A América está isolada no seu apoio sem vergonha aos crimes israelitas. A administração Biden, em particular, é apanhada por causa da sua hipocrisia de posto e do seu sinal de virtude.
Desde que chegou ao cargo há quatro meses, o presidente Biden e a sua equipa têm-se mostrado de forma lírica sobre "ordem internacional baseada em regras" e "valores democráticos". Eles falam sobre o mundo estar numa luta histórica entre "democracia e autocracia", sendo os americanos os presumíveis virtuosos, claro. Biden e Blinken dão lições à Rússia e à China sobre direitos humanos.
O nebuloso sinal de virtudes e a retórica sobre valores estão sempre em abstracto e são postos em prática com montes de propaganda mediática. Por exemplo, é suposto acreditarmos que a China está a cometer um genocídio contra a sua população muçulmana uigur. Não são fornecidas provas e a chamada informação americana é realmente desinformação proveniente do pensamento ideológico duvidoso, tal como documentado por jornalistas independentes no louvável Grayzone.
No entanto, pelo contrário, temos aqui uma situação real em que os militares israelitas fornecidos pelos EUA estão a infligir uma ofensiva contra muçulmanos (e cristãos) aglomerados no campo de concentração ao ar livre conhecido como Gaza. E os americanos estão entalados pelas fraudes abjectas que são.

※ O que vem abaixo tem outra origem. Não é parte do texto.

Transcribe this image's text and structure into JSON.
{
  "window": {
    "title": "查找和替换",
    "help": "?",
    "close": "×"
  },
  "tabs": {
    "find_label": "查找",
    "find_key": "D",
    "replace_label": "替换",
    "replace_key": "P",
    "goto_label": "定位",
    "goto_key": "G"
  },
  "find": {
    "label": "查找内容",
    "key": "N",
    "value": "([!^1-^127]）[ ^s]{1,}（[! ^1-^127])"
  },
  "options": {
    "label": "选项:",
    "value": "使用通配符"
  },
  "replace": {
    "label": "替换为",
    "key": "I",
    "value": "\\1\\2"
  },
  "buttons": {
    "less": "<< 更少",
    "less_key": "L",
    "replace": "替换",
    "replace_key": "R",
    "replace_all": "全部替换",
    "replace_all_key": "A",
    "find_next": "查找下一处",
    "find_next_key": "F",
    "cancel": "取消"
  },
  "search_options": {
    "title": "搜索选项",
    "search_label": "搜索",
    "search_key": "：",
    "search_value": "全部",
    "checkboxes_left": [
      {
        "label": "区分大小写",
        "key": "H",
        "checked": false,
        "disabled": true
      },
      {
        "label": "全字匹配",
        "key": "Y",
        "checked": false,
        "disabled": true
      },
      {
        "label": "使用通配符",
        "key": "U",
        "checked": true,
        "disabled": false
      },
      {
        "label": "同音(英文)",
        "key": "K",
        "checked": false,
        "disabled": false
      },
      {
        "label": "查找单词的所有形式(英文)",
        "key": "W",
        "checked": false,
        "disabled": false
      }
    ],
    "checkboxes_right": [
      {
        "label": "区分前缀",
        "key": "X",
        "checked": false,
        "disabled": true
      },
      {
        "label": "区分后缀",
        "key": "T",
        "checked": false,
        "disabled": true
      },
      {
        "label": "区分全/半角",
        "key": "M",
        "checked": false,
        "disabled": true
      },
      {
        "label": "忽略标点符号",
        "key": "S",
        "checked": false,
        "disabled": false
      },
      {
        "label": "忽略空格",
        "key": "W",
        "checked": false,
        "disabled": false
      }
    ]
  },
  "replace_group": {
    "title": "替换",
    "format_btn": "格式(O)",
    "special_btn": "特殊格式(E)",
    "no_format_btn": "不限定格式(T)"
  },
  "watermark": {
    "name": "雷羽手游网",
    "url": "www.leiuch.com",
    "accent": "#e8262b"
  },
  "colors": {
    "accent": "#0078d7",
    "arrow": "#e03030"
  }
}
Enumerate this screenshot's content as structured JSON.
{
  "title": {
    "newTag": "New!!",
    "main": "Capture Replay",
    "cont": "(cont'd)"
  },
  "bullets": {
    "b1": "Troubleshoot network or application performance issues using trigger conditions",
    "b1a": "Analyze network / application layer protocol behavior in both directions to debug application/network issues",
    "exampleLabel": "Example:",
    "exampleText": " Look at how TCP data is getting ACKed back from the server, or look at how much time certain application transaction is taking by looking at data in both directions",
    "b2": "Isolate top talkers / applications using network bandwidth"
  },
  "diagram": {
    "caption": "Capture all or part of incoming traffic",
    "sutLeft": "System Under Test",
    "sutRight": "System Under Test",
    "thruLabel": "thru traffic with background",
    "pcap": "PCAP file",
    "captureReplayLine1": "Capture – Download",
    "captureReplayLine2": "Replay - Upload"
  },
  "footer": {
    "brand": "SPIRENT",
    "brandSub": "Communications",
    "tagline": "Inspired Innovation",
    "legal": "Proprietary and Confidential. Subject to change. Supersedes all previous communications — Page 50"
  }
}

Um telefonema de Biden a dizer ao primeiro-ministro israelita Benjamin Netanyahu que Washington vai cortar a sua ajuda anual de 3,8 mil milhões de dólares, poria fim à blitzkrieg. Mas isso não vai acontecer porque Biden e Blinken são ardentemente pró-Israel. Mas não apenas Biden e Blinken. A projecção do poder imperial de Washington no Médio Oriente depende de Israel. Os israelitas podem assim fazer o que quiserem, sabendo que as administrações americanas farão vista grossa aos crimes de ocupação ilegal e de expulsão contínua dos palestinianos da sua pátria.
Depois de aviões de guerra israelitas terem bombardeado a torre da comunicação social em Gaza no fim-de-semana, Antony Blinken falou com um executivo da agência AP que se encontrava entre aqueles serviços noticiosos atacados. Blinken ofereceu "o seu apoio inabalável aos jornalistas independentes e às organizações de comunicação social de todo o mundo e notou a indispensabilidade da sua reportagem em zonas de conflito".
Como é que isso é para a sinalização cínica de virtudes e valores vazios? Apoio inabalável ao jornalismo? Tal como o "apoio inabalável de Blinken ao direito de autodefesa de Israel"?
Na segunda-feira, enquanto a carnificina e os cadáveres em Gaza se amontoavam, a administração Biden emitiu uma declaração assinalando o "Dia Internacional contra a Homofobia, a Transfobia, e a Bifobia". O Departamento de Estado afirmou, "os Estados Unidos esforçaram-se por reafirmar os direitos humanos e as liberdades fundamentais de todas as pessoas, incluindo lésbicas, homossexuais, bissexuais, transexuais, queer e pessoas intersex". E acrescentou, "todos merecem viver com dignidade".
Toda a gente? E os palestinos?
Ainda esta semana, Antony Blinken vai encontrar-se com o seu homólogo russo Sergei Lavrov para a sua primeira reunião cara a cara durante a cimeira do Conselho do Árctico. Sem dúvida, o americano convencido tentará dar lições a Lavrov sobre "ordem baseada em regras" e "valores" ocidentais. Sem dúvida, também o experiente diplomata russo dará ao Boy Blinken um pouco de escolaridade, e deverá dizer-lhe para ir enfiar os seus valores inúteis nas ogivas que os aviões de combate israelitas estão a soltar nas casas palestinianas.